Inquieto, amigo da vida ruidosa e fácil, inteligente sem largos horizontes, possuindo apenas a instrução precisa para desempenhar-se regularmente de qualquer comissão de certa ordem, Mendonça, com todos os seus defeitos e boas qualidades, era homem agradável e aceito. Os defeitos eram antes do espírito que do coração. A variedade que ele pedia para as coisas externas e de menor tomo, não a praticava em suas afeições, que eram geralmente inalteráveis e fiéis. Era capaz de sacrifício e dedicação; sobretudo se lhe não pedissem o sacrifício deliberado ou a dedicação refletida, mas aquele que exige uma circunstância imprevista e súbita.

Não admira que a presença de tal homem viesse modificar o tom da sociedade de que era centro a família de Estácio, quando ele ali fazia alguma aparição. Era o sol daquela terra. Não tinha a rijeza do figurino, nem o ar do estrangeirado. A tesoura do alfaiate não lhe dissimulara a índole expansiva e franca. Acolhido como um filho, achava ali uma porção de casa. Que melhor aspecto podia ter a vida em tais condições, naquela família ligada por um sentimento de amor?

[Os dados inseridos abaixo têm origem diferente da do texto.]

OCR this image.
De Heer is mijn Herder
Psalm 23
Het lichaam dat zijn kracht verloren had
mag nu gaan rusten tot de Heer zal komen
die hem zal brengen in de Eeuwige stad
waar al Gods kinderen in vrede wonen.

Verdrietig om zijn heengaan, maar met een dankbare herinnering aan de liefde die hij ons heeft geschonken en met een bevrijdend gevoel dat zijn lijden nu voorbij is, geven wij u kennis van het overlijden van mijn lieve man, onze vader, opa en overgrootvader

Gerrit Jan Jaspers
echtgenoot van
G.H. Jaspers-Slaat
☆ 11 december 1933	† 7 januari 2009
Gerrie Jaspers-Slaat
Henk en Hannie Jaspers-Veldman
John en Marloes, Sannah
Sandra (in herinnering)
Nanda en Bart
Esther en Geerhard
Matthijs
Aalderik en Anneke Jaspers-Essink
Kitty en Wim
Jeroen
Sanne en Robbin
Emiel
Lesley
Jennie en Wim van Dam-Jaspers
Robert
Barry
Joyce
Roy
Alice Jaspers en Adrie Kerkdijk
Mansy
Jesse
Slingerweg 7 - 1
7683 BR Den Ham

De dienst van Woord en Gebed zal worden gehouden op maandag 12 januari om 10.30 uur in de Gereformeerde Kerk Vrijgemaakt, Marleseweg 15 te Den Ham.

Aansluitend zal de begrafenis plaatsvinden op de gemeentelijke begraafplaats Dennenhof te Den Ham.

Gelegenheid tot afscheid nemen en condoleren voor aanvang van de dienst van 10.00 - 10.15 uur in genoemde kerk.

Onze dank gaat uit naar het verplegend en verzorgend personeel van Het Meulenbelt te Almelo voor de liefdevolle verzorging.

A noite do último dia do ano veio turvar a limpidez das águas.


CAPÍTULO XI


Naquele dia fazia anos Estácio, e D. Úrsula assentara receber algumas pessoas a jantar, e outras mais à noite, em reunião íntima. Ela e Helena tomavam a peito fazer que a pequena festa de família fosse digna do objeto. Estácio opinou pela supressão do sarau; mas era difícil alcançar a desistência de corações que o amavam.

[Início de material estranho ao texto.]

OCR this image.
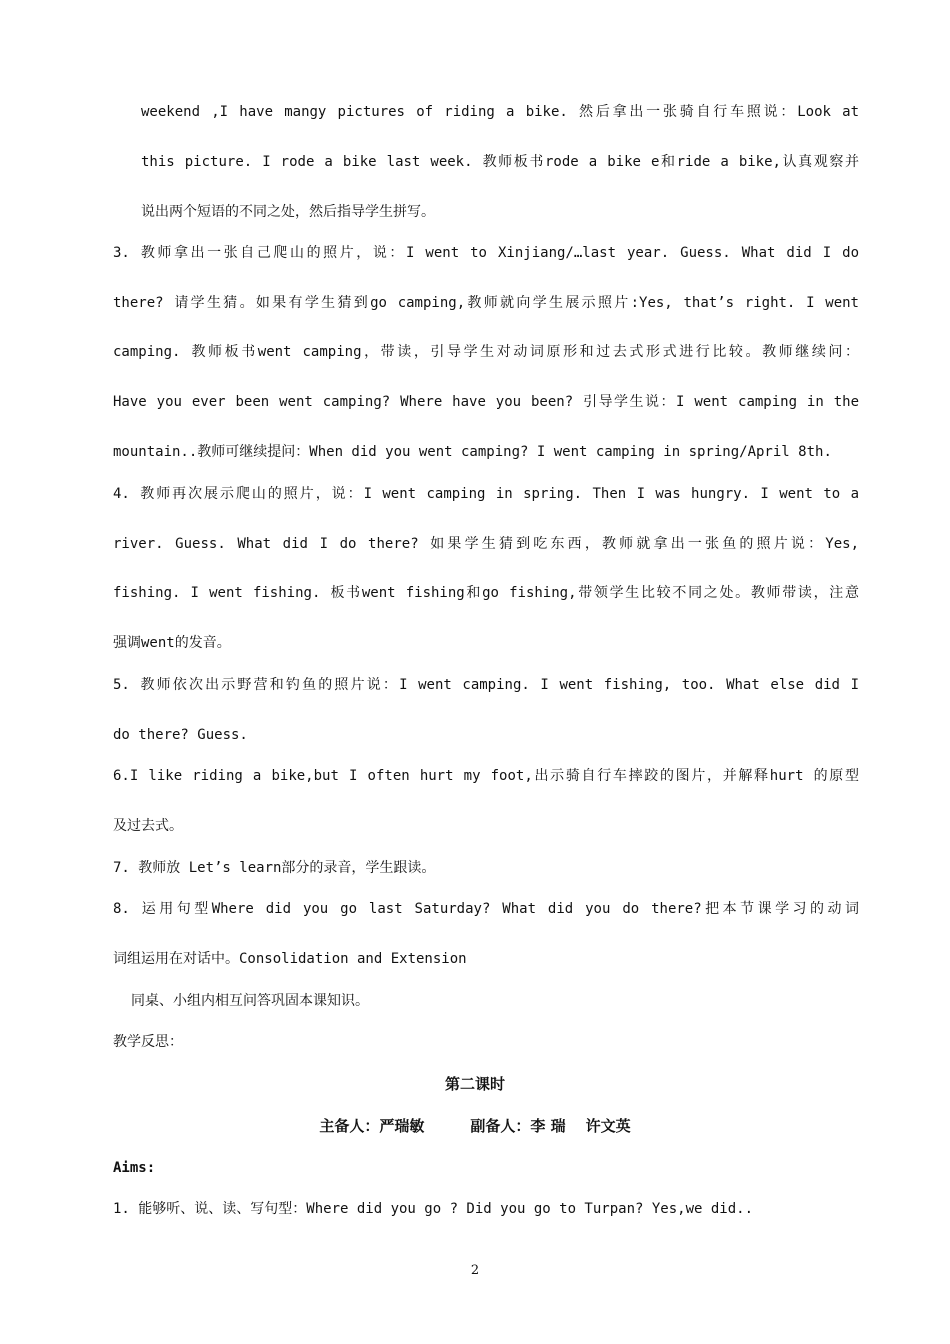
weekend ,I have mangy pictures of riding a bike. 然后拿出一张骑自行车照说：Look at
this picture. I rode a bike last week. 教师板书rode a bike e和ride a bike,认真观察并
说出两个短语的不同之处，然后指导学生拼写。
3. 教师拿出一张自己爬山的照片，说：I went to Xinjiang/…last year. Guess. What did I do
there? 请学生猜。如果有学生猜到go camping,教师就向学生展示照片:Yes, that’s right. I went
camping. 教师板书went camping，带读，引导学生对动词原形和过去式形式进行比较。教师继续问：
Have you ever been went camping? Where have you been? 引导学生说：I went camping in the
mountain..教师可继续提问：When did you went camping? I went camping in spring/April 8th.
4. 教师再次展示爬山的照片，说：I went camping in spring. Then I was hungry. I went to a
river. Guess. What did I do there? 如果学生猜到吃东西，教师就拿出一张鱼的照片说：Yes,
fishing. I went fishing. 板书went fishing和go fishing,带领学生比较不同之处。教师带读，注意
强调went的发音。
5. 教师依次出示野营和钓鱼的照片说：I went camping. I went fishing, too. What else did I
do there? Guess.
6.I like riding a bike,but I often hurt my foot,出示骑自行车摔跤的图片，并解释hurt 的原型
及过去式。
7. 教师放 Let’s learn部分的录音，学生跟读。
8. 运用句型Where did you go last Saturday? What did you do there?把本节课学习的动词
词组运用在对话中。Consolidation and Extension
同桌、小组内相互问答巩固本课知识。
教学反思：
第二课时
主备人：严瑞敏	副备人：李 瑞 许文英
Aims:
1. 能够听、说、读、写句型：Where did you go ? Did you go to Turpan? Yes,we did..
2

Logo de manhã, como ele se levantasse cedo, encontrou Helena que o convidou a segui-la à sala de costura.

Quero dar-lhe o meu presente de anos, disse ela.

Ali entrados, abriu a moça uma pasta de desenhos, na qual havia um só, mas significativo: era uma parte da estrada de Andaraí, a mesma por onde eles costumavam passear, mas com algumas particularidades do primeiro dia. Dois cavaleiros, ele e ela, iam subindo a passo lento; ao longe, e acima via-se a velha casa da bandeira azul; no primeiro plano, desciam o preto e as mulas. Por baixo do desenho uma data: 25 de julho de 1850.